Geothermal power generation is witnessing rapid growth worldwide, with installed capacity having grown by approximately 75% in the last 5 years. It can provide a consistent renewable energy source, in contrast to the intermittency of most other renewables, but there are also real challenges to pursuing the recovery of geothermal energy.
The costs and risks of drilling down deep enough to recover geothermal heat are high, thus increasing the challenge of making a business case in all but the most lucrative projects. An alternative concept Shift Geothermal is developing is to use existing oil and gas assets to recover geothermal energy.
Many oil and gas fields produce huge volume of hot water as a by-product which is disposed of. Traditionally this hot water is seen as less valuable than the fossil fuels produced, but the balance may be changing as climate change mitigation looms.
By taking this approach, the offshore location of many of the wells, the aging condition of offshore platforms, and scaling the technology for them remain real engineering challenges. However, the major risks from drilling and exploration for geothermal energy are not applicable, as the wells already exist, and production is underway, meaning that the risk has already been absorbed by the oil and gas companies.
The offshore energy landscape is increasingly diverse, with offshore wind turbines, electricity interconnectors, hydrogen electrolysers, and carbon capture and storage all vying for space. We can expect the infrastructure to continue developing, so exporting flexible on-demand electricity from ex-hydrocarbon, now geothermal power plants, back to shore could be a realistic possibility in the not-too-distant future.
In the meantime, continued extraction of fossil fuels is the reality of our short-term energy future. Blue hydrogen production requires natural gas, and chemicals and plastics from oil are still necessary. In this context, an immediate action could be to decarbonise some or all of the energy required for oil and gas production with geothermal energy.

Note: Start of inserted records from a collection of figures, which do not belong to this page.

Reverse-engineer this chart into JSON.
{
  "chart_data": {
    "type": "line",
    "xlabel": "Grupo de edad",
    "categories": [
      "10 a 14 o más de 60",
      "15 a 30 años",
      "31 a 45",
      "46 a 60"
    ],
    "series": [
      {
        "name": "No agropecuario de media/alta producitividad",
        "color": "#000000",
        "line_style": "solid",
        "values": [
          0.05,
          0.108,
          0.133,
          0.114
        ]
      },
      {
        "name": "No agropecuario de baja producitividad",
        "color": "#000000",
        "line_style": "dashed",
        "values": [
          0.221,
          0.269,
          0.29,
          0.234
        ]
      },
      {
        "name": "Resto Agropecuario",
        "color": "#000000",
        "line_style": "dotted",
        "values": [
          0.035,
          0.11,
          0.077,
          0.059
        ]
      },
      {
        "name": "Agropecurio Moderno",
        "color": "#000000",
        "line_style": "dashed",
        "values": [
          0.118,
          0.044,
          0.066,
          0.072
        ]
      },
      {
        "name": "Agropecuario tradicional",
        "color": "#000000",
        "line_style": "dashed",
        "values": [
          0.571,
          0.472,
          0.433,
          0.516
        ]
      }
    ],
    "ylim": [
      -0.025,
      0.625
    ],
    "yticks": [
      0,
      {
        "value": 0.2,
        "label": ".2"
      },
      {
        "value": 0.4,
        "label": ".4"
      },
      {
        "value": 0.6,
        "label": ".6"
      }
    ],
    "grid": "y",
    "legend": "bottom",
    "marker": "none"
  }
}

The greenhouse gas emission footprint of oil and gas production is significant – a typical platform could require approximately 25 MW electrical capacity, and this is usually met by using turbines fuelled with natural gas. As the economic pressure grows from a strengthening carbon price, the cost of electricity increases and so does regulator pressure to decarbonise operations, it would seem logical to review whether geothermal energy can improve operating costs and decrease greenhouse gas emissions.
Catalyst for projects
To realise the huge potential of this untapped energy source, Shift Geothermal, a non-profit organisation of respected academics and industry experts, has launched a bid to establish a new National Centre for Geothermal Energy in the UK. The organisation is seeking government and industry support to accelerate coordinated research and act as a catalyst for projects. It will identify and progress demonstrator and at scale projects and lobby for legislative and regulatory structures to establish geo-energy as part of the future energy mix.

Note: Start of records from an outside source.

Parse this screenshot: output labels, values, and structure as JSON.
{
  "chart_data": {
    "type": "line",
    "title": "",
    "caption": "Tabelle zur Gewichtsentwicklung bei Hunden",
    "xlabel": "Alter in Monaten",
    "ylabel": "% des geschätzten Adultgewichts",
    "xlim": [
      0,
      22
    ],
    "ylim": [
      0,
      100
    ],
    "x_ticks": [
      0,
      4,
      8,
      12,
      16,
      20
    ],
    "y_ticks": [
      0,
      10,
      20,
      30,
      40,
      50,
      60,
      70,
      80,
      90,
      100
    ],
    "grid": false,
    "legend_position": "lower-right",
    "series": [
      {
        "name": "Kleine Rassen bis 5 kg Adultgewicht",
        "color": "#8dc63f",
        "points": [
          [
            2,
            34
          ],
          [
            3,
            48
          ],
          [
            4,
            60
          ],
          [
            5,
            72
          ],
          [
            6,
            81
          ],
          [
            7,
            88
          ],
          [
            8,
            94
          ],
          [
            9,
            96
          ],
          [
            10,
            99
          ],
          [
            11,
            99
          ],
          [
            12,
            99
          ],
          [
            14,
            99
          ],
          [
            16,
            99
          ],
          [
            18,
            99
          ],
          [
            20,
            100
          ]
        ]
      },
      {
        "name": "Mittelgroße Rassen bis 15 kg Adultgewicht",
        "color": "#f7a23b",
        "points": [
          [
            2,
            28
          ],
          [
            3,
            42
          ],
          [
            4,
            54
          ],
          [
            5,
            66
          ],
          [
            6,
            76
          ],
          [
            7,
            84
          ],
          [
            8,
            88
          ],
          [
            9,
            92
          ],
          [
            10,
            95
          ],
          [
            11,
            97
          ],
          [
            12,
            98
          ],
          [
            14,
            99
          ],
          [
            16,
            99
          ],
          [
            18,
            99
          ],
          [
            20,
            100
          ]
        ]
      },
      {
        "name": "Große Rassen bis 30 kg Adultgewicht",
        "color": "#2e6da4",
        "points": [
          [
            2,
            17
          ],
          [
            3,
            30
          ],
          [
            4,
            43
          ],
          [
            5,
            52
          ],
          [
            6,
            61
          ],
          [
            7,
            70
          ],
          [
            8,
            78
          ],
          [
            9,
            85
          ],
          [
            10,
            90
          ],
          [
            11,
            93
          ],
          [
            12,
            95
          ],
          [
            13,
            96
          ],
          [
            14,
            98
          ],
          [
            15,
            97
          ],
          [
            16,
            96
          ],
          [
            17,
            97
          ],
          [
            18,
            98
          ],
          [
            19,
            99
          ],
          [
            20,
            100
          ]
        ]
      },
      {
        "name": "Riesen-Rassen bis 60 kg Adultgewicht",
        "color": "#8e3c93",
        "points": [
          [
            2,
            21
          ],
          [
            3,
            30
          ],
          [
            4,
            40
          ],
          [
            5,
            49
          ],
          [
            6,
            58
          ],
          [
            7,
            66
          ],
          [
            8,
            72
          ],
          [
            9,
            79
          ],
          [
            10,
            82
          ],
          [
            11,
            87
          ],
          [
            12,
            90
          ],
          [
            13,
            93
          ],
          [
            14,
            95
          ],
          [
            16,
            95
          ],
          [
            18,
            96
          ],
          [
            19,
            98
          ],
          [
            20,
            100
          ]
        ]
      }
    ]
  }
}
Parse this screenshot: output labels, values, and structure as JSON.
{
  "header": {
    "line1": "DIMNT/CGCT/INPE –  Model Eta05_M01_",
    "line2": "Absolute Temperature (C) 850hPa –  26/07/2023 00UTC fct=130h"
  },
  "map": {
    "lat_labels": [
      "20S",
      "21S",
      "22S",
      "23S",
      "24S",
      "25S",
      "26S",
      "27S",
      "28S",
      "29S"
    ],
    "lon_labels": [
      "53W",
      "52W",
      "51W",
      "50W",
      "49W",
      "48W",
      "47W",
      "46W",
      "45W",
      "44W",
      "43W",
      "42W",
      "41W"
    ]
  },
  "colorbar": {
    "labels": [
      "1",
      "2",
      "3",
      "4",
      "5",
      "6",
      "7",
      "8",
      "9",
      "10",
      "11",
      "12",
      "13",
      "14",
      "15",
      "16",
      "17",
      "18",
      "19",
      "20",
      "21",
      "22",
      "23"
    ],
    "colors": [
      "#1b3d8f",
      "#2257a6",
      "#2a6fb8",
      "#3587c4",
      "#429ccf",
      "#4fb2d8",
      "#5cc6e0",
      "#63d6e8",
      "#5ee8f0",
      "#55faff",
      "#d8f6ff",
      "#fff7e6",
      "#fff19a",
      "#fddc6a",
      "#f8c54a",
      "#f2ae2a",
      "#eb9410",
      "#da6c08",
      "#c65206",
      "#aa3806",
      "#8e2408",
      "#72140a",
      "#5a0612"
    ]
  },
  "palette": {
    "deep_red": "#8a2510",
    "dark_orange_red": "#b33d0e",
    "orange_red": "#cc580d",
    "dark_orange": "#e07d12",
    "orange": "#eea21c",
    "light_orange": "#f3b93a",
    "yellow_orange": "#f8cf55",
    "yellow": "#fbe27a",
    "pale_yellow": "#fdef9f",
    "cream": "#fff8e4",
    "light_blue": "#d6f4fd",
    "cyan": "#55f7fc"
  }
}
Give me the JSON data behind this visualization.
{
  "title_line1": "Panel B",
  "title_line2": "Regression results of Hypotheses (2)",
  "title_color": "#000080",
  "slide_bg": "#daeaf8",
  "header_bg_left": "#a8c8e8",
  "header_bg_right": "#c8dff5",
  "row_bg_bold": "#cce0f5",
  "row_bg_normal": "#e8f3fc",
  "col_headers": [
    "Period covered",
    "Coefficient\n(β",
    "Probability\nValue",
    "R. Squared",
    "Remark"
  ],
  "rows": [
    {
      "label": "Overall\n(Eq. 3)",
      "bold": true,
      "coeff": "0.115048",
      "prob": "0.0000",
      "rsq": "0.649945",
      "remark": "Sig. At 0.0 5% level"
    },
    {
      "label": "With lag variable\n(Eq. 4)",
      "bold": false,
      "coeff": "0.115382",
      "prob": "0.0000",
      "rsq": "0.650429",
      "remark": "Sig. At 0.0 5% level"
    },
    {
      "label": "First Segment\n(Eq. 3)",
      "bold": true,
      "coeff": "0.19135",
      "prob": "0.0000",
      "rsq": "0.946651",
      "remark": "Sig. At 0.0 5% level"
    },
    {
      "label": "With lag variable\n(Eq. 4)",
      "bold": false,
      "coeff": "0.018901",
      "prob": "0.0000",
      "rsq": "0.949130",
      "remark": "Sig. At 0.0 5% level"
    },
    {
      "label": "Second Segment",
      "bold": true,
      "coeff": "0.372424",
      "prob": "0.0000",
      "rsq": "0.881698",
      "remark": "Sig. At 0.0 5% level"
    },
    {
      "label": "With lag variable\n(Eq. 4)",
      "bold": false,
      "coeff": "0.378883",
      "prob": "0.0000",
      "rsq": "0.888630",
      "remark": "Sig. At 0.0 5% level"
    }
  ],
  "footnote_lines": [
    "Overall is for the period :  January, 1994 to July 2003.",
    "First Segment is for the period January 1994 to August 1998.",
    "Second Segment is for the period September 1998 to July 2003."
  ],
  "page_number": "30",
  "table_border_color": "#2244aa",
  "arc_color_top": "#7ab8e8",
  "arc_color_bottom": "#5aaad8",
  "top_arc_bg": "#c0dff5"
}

Clean geothermal energy can come in many forms with new and ground-breaking ideas continually being developed. Crucially, the energy produced is not dependent on weather conditions and has a high capacity for electrical power output compared to other low carbon sources.
Catalyst for research
The landscape of geothermal energy development is extending to low-temperature power conversion. With concentrated efforts to mature the technologies commercially viable conversion efficiencies may now be possible. The value of the opportunity is not purely the geothermal energy resource but also the knowledge and expertise developed over decades of subsurface engineering in the oil and gas industry. Further technology development is still required to turn this theoretical resource into a viable opportunity, but data shows the geothermal resource is too significant to ignore.
A new National Centre for geo-energy would not only galvanise support for this burgeoning industry but act as a catalyst for research and test projects to scale geo-energy using oil and gas infrastructure, helping to secure jobs and opportunities for the supply chain.
Dr Alison Auld, director of Shift Geothermal, is a mechanical engineer whose extensive knowledge of power generation and energy consumption has allowed her to work across industry, government and academia in practical delivery, advisory and research capacities. Her roles have included reducing energy consumption and GHG emissions across the Scottish malt whisky industry. She has also worked as a senior engineer for the UK government, a role which included exploring and evaluating innovation and providing technical support in the fields of unconventional oil and gas, geothermal energy, and industrial waste heat recovery. While serving in Whitehall, Auld provided engineering and technical support to various teams within DECC and managed projects to provide evidence to inform future government policy decisions. Alison’s significant body of research on energy related topics includes pioneering work on the generation of electricity from coproduced fluids from oil wells which has informed much of the current development in this area.